Gli Stati Uniti difendono le loro operazione come legittima difesa contro al-Qaeda da inquadrare nell'attacco armato subito l'11 settembre scorso. L'esperto legale del Dipartimento di Stato americano, Harold Koh ha presentato la visione dell'amministrazione Obama sui droni in occasione dell'incontro annuale dell'American Society for International Law’s (ASIL) nel 2010: dopo aver rimarcato come gli Stati Uniti rispettino con attenzione i principi di distinzione e proporzionalità nella pianificazione ed esecuzione delle operazioni letali condotte attraverso i droni, Koh ha spiegato nel dettaglio la loro legittimità nell'architettura legalitaria fornita dall'art.51 della Carta delle Nazioni Unite.
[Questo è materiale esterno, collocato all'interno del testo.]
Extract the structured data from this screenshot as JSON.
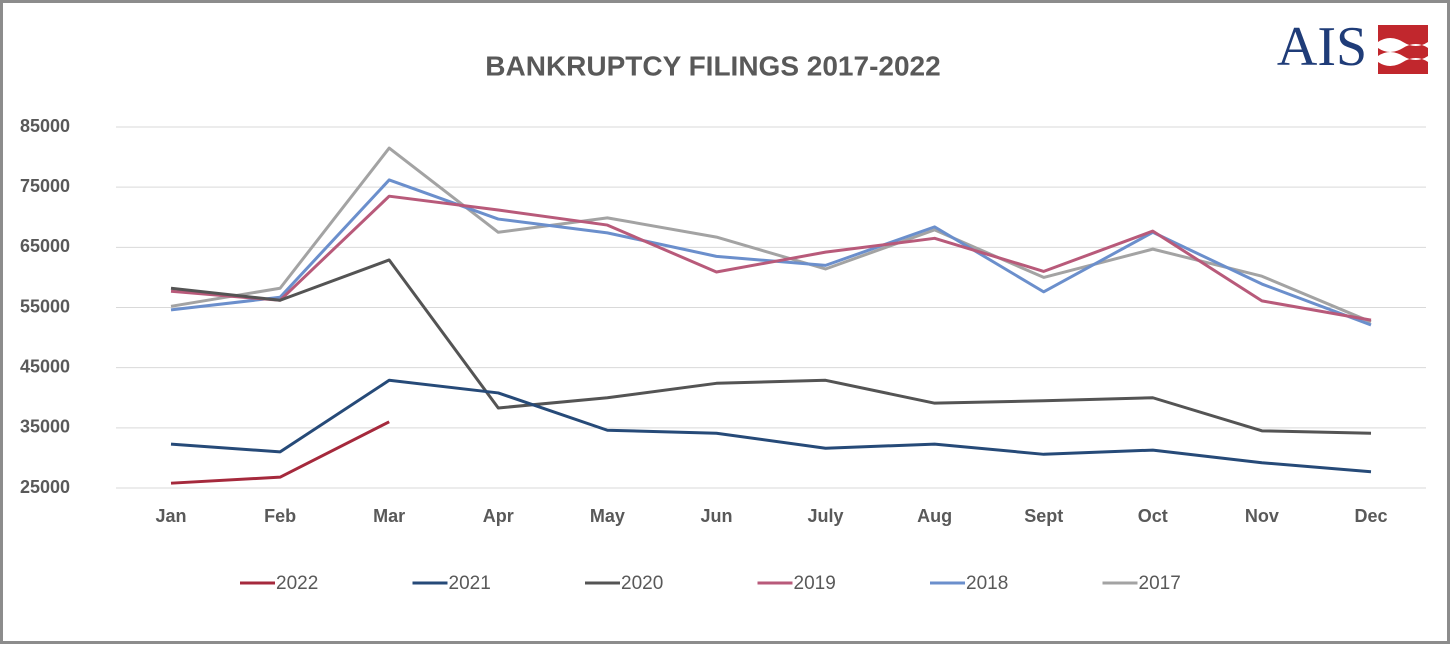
{
  "logo": "AIS",
  "chart_data": {
    "type": "line",
    "title": "BANKRUPTCY FILINGS 2017-2022",
    "categories": [
      "Jan",
      "Feb",
      "Mar",
      "Apr",
      "May",
      "Jun",
      "July",
      "Aug",
      "Sept",
      "Oct",
      "Nov",
      "Dec"
    ],
    "series": [
      {
        "name": "2022",
        "color": "#a5293c",
        "values": [
          25800,
          26800,
          36000,
          null,
          null,
          null,
          null,
          null,
          null,
          null,
          null,
          null
        ]
      },
      {
        "name": "2021",
        "color": "#264a78",
        "values": [
          32300,
          31000,
          42900,
          40800,
          34600,
          34100,
          31600,
          32300,
          30600,
          31300,
          29200,
          27700
        ]
      },
      {
        "name": "2020",
        "color": "#545454",
        "values": [
          58200,
          56200,
          62900,
          38300,
          40000,
          42400,
          42900,
          39100,
          39500,
          40000,
          34500,
          34100
        ]
      },
      {
        "name": "2019",
        "color": "#b85a7a",
        "values": [
          57700,
          56200,
          73500,
          71200,
          68700,
          60900,
          64200,
          66500,
          61000,
          67700,
          56100,
          52900
        ]
      },
      {
        "name": "2018",
        "color": "#6b8fcc",
        "values": [
          54600,
          56700,
          76200,
          69700,
          67400,
          63500,
          62000,
          68400,
          57600,
          67500,
          58900,
          52100
        ]
      },
      {
        "name": "2017",
        "color": "#a3a3a3",
        "values": [
          55200,
          58200,
          81500,
          67500,
          69900,
          66700,
          61400,
          67900,
          60000,
          64700,
          60200,
          52600
        ]
      }
    ],
    "ylim": [
      25000,
      85000
    ],
    "yticks": [
      25000,
      35000,
      45000,
      55000,
      65000,
      75000,
      85000
    ],
    "grid": true,
    "legend": "bottom"
  }
}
Opponendosi all'idea di una campo di battaglia globale e preferendo la visione tradizionale territoriale di quest'ultimo – in questo caso l'Afghanistan - in molti sottolineano, tuttavia, come gli attacchi dell'11 settembre non possano fornire il pretesto legale per un'espansione geografica di questi attacchi in Pakistan, Yemen e persino in Somalia, dove i governi detengono solo parziale controllo dell'autorità del territorio e sono risultati incapaci di eliminare la presenza terrorista.
Fino a quando gli Stati Uniti impediranno un controllo giuridico internazionale del programma dei droni – il paese non ha firmato gli accordi costituenti della Corte penale internazionale e di altri froum giurisdizionali internazionali dove la questione potrebbe essere proposta – la soluzione migliore migliore per garantire il maggior grado di trasparenza resta quella di un controllo indipendente di un esperto giuridico autorevole sul modello inglese. In paesi come il Pakistan, in cui il governo denuncia apertamente la violazione della propria sovranità, o come la Somalia, dove di fatto non c'è un potere sovrano formalmente riconosciuto dal popolo, attraverso gli attacchi dei droni, l'amministrazione Obama sta compromettendo le principali norme generalmente riconosciute di diritto internazionale.